Mengasihi orang yang tak kita kenal mungkin lebih mudah daripada
mengasihi yang membenci kita. Tetapi Tuhan Yesus mengajarkan soal ini ketika Ia
mengatakan: “Kasihilah musuhmu dan
berdoalah bagi mereka yang membenci kamu”.
Hari-hari berikutnya, seperti dugaan saya, orang itu tidak pernah
bersikap ramah kepada saya. Ia sering mempertanyakan apa yang saya kerjakan,
lebih tepatnya mempersulit dengan hal-hal yang tidak perlu. Saya belum mengerti
benar mengapa orang ini seolah-olah melihat saya sebagai musuh dan bukan
partner kerja. Ah, biasa. Soal seperti ini bukan yang pertama saya alami. Saya
beberapa kali harus menghadapi “orang-orang sulit”.
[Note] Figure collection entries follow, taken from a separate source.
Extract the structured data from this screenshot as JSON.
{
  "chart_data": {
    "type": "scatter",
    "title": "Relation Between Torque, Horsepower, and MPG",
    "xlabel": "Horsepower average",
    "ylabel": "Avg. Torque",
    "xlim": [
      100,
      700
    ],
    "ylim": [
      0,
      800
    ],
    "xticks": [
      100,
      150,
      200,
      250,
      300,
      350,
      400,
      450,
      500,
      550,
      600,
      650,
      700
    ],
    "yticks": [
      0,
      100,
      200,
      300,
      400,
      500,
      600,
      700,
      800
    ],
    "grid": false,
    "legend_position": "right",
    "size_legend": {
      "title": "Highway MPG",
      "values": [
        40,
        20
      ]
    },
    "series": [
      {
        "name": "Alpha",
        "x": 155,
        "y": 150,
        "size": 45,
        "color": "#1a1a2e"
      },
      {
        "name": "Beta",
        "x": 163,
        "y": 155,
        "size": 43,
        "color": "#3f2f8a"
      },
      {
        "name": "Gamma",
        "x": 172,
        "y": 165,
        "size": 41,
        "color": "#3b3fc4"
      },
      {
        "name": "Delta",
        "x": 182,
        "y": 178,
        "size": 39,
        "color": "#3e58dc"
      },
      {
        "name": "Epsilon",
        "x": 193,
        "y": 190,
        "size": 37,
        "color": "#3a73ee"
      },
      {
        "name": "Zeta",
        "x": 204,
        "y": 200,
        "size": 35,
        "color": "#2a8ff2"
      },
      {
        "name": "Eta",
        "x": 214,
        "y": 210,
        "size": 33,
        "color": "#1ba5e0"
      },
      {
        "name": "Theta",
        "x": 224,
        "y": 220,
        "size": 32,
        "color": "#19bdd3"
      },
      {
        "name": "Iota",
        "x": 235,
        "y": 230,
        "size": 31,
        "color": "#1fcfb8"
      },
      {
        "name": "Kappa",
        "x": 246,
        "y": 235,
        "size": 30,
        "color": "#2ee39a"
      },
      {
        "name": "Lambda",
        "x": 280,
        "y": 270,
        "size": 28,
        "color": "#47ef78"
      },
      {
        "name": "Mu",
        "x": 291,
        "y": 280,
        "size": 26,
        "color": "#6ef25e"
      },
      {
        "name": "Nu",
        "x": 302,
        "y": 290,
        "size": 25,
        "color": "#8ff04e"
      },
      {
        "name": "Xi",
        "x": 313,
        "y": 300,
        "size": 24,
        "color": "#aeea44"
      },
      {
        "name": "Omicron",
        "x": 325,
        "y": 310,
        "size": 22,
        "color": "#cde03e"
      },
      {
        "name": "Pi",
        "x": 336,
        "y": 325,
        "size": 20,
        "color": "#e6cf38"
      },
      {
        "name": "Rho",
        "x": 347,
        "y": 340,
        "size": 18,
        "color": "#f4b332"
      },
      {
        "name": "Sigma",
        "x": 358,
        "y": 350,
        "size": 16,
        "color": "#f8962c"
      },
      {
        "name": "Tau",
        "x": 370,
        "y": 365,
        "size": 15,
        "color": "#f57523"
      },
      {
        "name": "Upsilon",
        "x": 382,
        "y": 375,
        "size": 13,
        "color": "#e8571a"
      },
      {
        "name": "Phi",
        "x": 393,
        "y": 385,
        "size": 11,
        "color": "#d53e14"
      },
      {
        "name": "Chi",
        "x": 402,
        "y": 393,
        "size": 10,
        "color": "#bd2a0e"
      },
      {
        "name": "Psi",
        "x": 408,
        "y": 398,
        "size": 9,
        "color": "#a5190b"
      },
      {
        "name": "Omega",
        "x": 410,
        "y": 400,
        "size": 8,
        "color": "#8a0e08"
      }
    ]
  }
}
Saya menenangkan diri lalu mulai berpikir bagaimana saya bisa meng-handle orang ini. Lalu teringatlah saya
akan nasihat Abraham Lincoln: “The best way
to destroy an enemy is to make him a friend”. Haha, maka saya tancapkan benar-benar nasihat itu
di benak saya. Hari-hari berikutnya saya sering mendatangi orang itu di
mejanya, mengajak ngobrol, menanyakan soal rumah tempat tinggalnya, menanyakan
anak-anaknya yang fotonya terpajang di meja kerjanya, dan sebagainya. Memang ia
masih sinis, wajahnya menunjukkan tidak suka. Biarlah, saya toh tidak rugi
apa-apa. Saya menunggu dari hari ke minggu, dan dari minggu ke bulan, dengan
senantiasa menganggapnya sebagai teman. Waktu memang memproses karakter
seseorang.
Ajaib, orang itu sekarang bersikap baik sekali kepada saya, lalu sering
mengajak bergurau. Soal pekerjaanpun ia memberikan support.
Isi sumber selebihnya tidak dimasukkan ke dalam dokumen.